Теплый лед - [26]

Шрифт
Интервал

Что-то сжимает офицеру горло. Телефонная трубка издает треск и опять оглушает. Спрашиваем друг друга глазами, что случилось.

В ста шагах от нас, около «Моста смерти», раздаются взрывы мин, осколки рикошетом бьют в бетонные опоры. Потрескавшиеся губы капитана расклеиваются:

— Огонь перенесли.

Это значит, что опущен смертоносный барьер между мельницей и позициями дружины, что нас атакуют и бог знает, что будет потом.

На Предмостье уже рвутся ручные гранаты, вспыхивает автоматная стрельба. Капитан Цонков шарит по земле, отыскивая свой автомат.
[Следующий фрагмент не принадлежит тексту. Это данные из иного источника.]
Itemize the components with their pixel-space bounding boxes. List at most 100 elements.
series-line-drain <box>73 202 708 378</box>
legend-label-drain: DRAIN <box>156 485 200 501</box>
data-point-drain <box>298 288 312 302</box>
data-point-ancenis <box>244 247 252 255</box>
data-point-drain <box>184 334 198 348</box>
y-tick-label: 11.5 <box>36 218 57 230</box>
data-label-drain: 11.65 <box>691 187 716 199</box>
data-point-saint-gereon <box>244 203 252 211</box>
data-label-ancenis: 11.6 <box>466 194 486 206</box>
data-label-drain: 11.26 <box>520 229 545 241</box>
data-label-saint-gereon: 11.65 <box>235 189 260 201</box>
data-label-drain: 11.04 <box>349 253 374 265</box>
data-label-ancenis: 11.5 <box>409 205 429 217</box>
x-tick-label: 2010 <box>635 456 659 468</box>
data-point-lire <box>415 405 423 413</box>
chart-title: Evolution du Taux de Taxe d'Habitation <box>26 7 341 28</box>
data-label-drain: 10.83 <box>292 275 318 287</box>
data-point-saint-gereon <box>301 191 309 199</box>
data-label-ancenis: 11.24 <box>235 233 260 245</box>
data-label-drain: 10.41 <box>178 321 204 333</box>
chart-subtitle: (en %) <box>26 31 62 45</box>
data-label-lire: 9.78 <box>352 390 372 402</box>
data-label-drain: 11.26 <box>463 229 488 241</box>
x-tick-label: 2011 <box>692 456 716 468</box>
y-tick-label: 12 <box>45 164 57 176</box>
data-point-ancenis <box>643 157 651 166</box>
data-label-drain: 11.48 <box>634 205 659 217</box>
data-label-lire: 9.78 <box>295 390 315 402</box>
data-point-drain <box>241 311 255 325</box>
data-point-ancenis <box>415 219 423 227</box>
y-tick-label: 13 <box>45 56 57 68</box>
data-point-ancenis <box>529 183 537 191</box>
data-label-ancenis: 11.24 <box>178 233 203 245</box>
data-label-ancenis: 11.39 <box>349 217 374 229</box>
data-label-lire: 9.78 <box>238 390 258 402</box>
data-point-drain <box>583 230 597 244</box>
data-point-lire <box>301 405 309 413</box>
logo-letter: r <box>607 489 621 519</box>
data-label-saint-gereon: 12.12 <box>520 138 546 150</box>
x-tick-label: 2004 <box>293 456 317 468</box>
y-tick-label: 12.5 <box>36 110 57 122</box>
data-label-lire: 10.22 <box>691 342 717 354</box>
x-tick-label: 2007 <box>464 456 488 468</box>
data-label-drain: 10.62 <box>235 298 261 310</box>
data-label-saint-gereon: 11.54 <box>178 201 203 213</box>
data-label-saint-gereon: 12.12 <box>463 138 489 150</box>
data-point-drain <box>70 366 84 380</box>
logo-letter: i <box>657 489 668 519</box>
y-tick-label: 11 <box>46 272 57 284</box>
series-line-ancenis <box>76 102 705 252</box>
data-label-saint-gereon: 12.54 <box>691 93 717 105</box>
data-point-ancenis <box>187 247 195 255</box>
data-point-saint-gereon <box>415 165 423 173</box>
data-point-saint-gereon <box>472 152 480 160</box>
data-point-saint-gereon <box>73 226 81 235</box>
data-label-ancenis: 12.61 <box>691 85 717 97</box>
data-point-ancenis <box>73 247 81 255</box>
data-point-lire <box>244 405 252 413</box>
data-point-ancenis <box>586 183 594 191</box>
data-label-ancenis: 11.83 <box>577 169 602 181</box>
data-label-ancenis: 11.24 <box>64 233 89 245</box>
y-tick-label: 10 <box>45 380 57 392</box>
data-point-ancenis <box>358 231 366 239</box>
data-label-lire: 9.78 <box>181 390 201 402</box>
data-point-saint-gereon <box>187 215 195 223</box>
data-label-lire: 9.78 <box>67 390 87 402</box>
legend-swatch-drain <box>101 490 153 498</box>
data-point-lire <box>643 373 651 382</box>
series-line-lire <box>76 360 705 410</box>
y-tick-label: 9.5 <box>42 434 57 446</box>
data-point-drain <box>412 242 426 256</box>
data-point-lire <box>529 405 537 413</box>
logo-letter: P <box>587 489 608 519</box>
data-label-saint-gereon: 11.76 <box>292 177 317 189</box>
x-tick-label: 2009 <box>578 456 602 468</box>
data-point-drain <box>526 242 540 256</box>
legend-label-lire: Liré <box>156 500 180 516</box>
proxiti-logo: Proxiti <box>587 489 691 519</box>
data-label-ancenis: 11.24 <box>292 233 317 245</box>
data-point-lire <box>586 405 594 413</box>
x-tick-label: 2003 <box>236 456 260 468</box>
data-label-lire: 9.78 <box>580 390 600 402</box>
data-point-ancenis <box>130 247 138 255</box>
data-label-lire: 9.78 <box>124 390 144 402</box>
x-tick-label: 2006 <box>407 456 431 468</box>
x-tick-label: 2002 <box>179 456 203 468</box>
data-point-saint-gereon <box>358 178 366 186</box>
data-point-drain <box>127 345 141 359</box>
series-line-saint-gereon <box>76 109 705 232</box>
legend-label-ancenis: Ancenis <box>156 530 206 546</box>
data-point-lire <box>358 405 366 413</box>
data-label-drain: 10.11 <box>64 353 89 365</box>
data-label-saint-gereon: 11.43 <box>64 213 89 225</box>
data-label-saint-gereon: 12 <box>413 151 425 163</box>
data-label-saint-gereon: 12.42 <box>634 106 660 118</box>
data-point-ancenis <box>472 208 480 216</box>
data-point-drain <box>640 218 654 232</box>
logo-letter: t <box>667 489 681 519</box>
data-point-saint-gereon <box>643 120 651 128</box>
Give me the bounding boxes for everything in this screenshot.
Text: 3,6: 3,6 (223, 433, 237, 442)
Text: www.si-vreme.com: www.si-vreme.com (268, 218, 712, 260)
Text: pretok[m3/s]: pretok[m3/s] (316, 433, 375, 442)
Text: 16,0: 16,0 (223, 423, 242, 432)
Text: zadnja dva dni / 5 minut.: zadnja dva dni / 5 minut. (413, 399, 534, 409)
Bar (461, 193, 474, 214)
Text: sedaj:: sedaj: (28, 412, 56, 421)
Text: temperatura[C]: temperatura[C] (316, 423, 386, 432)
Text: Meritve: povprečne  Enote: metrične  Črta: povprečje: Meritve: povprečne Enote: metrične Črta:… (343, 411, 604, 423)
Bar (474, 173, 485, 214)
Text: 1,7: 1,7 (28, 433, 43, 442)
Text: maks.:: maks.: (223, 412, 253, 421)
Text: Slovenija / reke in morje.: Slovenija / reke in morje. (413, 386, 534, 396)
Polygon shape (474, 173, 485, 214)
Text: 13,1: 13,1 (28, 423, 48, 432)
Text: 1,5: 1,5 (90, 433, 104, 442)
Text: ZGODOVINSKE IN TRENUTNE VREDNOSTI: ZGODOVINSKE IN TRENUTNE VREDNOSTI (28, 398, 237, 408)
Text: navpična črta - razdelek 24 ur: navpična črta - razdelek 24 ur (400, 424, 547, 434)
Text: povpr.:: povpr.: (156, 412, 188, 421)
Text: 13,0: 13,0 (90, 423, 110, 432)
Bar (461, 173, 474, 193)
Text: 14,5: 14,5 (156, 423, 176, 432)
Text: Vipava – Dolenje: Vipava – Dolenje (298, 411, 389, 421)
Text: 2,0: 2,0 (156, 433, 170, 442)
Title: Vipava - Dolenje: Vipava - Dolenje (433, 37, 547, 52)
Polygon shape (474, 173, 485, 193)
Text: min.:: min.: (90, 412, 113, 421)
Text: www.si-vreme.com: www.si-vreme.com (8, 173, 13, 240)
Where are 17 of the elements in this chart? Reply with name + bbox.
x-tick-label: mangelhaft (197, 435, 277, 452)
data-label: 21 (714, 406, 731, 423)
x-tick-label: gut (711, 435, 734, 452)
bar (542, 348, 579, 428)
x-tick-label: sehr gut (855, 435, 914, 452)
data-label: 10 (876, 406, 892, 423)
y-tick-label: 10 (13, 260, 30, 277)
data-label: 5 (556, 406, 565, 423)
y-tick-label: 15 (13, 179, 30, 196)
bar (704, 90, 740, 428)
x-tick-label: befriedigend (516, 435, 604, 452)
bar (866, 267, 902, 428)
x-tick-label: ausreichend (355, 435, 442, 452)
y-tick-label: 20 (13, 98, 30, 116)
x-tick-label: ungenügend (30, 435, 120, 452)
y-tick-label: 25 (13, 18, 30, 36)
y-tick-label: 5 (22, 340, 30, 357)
Связист с каской на голове, плотно сжав губы, уползает устранять повреждение кабеля. Я что-то ему говорю с деланной бодростью, но все это выглядит фальшиво, потому что губы мои плотно сжаты. Какой-то солдат смотрит на Манту, как на исповедника. Смотрит и спрашивает:

— Удержимся ли, а, господин комиссар?

Манте хочется заорать, но разве закричишь на человека, который смотрит на тебя с верой?! Лучше промолчать, сделать вид, что не слышал. А капитан нажимает химическим карандашом на блокнот для боевых донесений. Его коллега Карчев стал чернее обычного, а трость, с которой он прогуливался по позициям, куда-то забросил. Его кадык торчит над воротником, а губы шелушатся от сухости. Два солдата из отделения командования стоят сгорбившись, потому что блиндаж слишком низок.

Капитан вручает им по записке. Текст на разлинованных листках одинаков. Одинаковы на двух записках и адреса. Солдаты могут быть из Козлеца или Конуша, но они понимают, что значит, когда двоим дают одинаковые донесения. Если наткнется о пулю один, другой доберется до Предмостья. Они посматривают друг на друга недоверчиво, как будто подозревая один другого в чем-то. Солдаты просят божью матерь: если кому доведется встретиться с пулей, то пусть это будет не он, а другой.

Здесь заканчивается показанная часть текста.